Natural 1 = Dead in the water. The boat must be towed or rowed.
1-5 = Poor Conditions. Travel is reduced to half normal.
6-10 = Ideal Conditions. Travel is at normal pace.
11-15 = Beneficial Conditions. Travel is 50% above normal.
16-20 = Perfect Conditions. Travel is at hull speed.
Natural 20 = Unusual circumstances push the boat 1kn faster than its theoretical maximum.
If you crunch the numbers, that means 20 active sailors guarantees maximum speed at all times. However, sailing is hard work. You can't do it all day. As such, the crew needs to break sailing into shifts. The number of shifts the crew should be divided into is based on how long the trip is. For instance, for a two hour trip, there is no reason to break up into shifts at all! The following lists off how many hours of the day are worked by a shift under a given scheme, and how long it can be maintained before incurring exhaustion.
1 Shift = 24h, Maximum of 1 day
2 Shift = 12h, Maximum of 1 week
3 Shift = 8h, Maximum of a month
4 shift = 6h, Everything greater than a month
So, the navigator determines how long a trip is likely to take, based on distance, weather forecasts, and the normal pace of the ship. Then, based on that, the captain determines how to divide the work.

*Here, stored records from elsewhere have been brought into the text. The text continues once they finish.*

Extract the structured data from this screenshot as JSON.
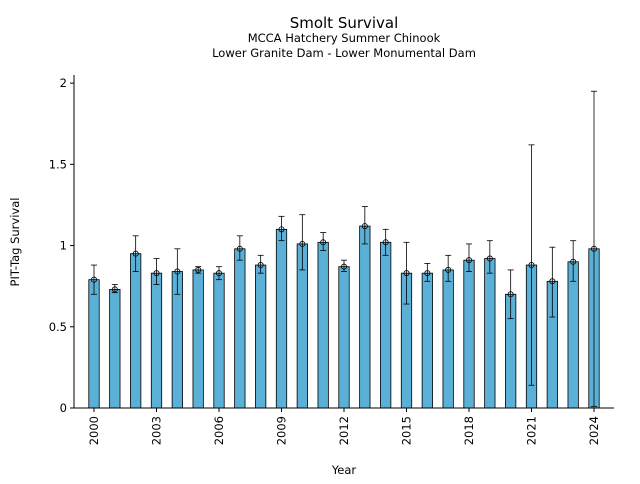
{
  "chart_data": {
    "type": "bar",
    "title": "Smolt Survival",
    "subtitle_1": "MCCA Hatchery Summer Chinook",
    "subtitle_2": "Lower Granite Dam - Lower Monumental Dam",
    "xlabel": "Year",
    "ylabel": "PIT-Tag Survival",
    "ylim": [
      0,
      2.05
    ],
    "yticks": [
      0,
      0.5,
      1,
      1.5,
      2
    ],
    "ytick_labels": [
      "0",
      "0.5",
      "1",
      "1.5",
      "2"
    ],
    "xticks": [
      2000,
      2003,
      2006,
      2009,
      2012,
      2015,
      2018,
      2021,
      2024
    ],
    "xtick_labels": [
      "2000",
      "2003",
      "2006",
      "2009",
      "2012",
      "2015",
      "2018",
      "2021",
      "2024"
    ],
    "grid": false,
    "bar_color": "#5ab0d6",
    "categories": [
      2000,
      2001,
      2002,
      2003,
      2004,
      2005,
      2006,
      2007,
      2008,
      2009,
      2010,
      2011,
      2012,
      2013,
      2014,
      2015,
      2016,
      2017,
      2018,
      2019,
      2020,
      2021,
      2022,
      2023,
      2024
    ],
    "values": [
      0.79,
      0.73,
      0.95,
      0.83,
      0.84,
      0.85,
      0.83,
      0.98,
      0.88,
      1.1,
      1.01,
      1.02,
      0.87,
      1.12,
      1.02,
      0.83,
      0.83,
      0.85,
      0.91,
      0.92,
      0.7,
      0.88,
      0.78,
      0.9,
      0.98
    ],
    "error_low": [
      0.7,
      0.71,
      0.84,
      0.76,
      0.7,
      0.83,
      0.79,
      0.91,
      0.83,
      1.03,
      0.85,
      0.97,
      0.84,
      1.01,
      0.94,
      0.64,
      0.78,
      0.78,
      0.84,
      0.83,
      0.55,
      0.14,
      0.56,
      0.78,
      0.01
    ],
    "error_high": [
      0.88,
      0.76,
      1.06,
      0.92,
      0.98,
      0.87,
      0.87,
      1.06,
      0.94,
      1.18,
      1.19,
      1.08,
      0.91,
      1.24,
      1.1,
      1.02,
      0.89,
      0.94,
      1.01,
      1.03,
      0.85,
      1.62,
      0.99,
      1.03,
      1.95
    ]
  }
}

So, on a ship with 20 sailors, (which is a lot of people to have living together on a soggy wooden boat) as few as 5 of them could be contributing to the overall speed of the vessel on a 4 shift rotation.
Of course, on a simple vessel, such as a sloop, there is very little actual work to be done, regardless how many people there are to do it. Most of the work on such a vessel involves hoisting and trimming sails (or, in other words, pulling a rope). Each ship, then, has a minimum and maximum staffing requirement. On extremely complex rigs, such as a fully rigged galleon, the minimum staffing number is likely to be quite high, with the maximum number well exceeding actual accommodations. A vessel cannot set sail without the minimum staffing. Staff exceeding the maximum staff limit do not contribute to the conditions check.
The staffing requirements are based primarily on the sail plan of the ship. The sail plan determines a number of technical features of how the ship handles. Most of it doesn't come up outside of combat. In combat, (and some other tense situations, such as races and storms) the precise handling of the ship becomes extremely important. Among other things, the sail plan influences:
- How close to the wind the ship can sail
- How fast it travels downwind and how that speed is impacted as it turns into the wind
- How heavy the sails are, affecting how many people it takes to move them in a given time.
- How many sails there are, affecting how many groups of sailors are needed to move them.
- Some rigs have a subtle effect on normal travel speed when they reach certain dimensions.
- The axis point where the ship turns.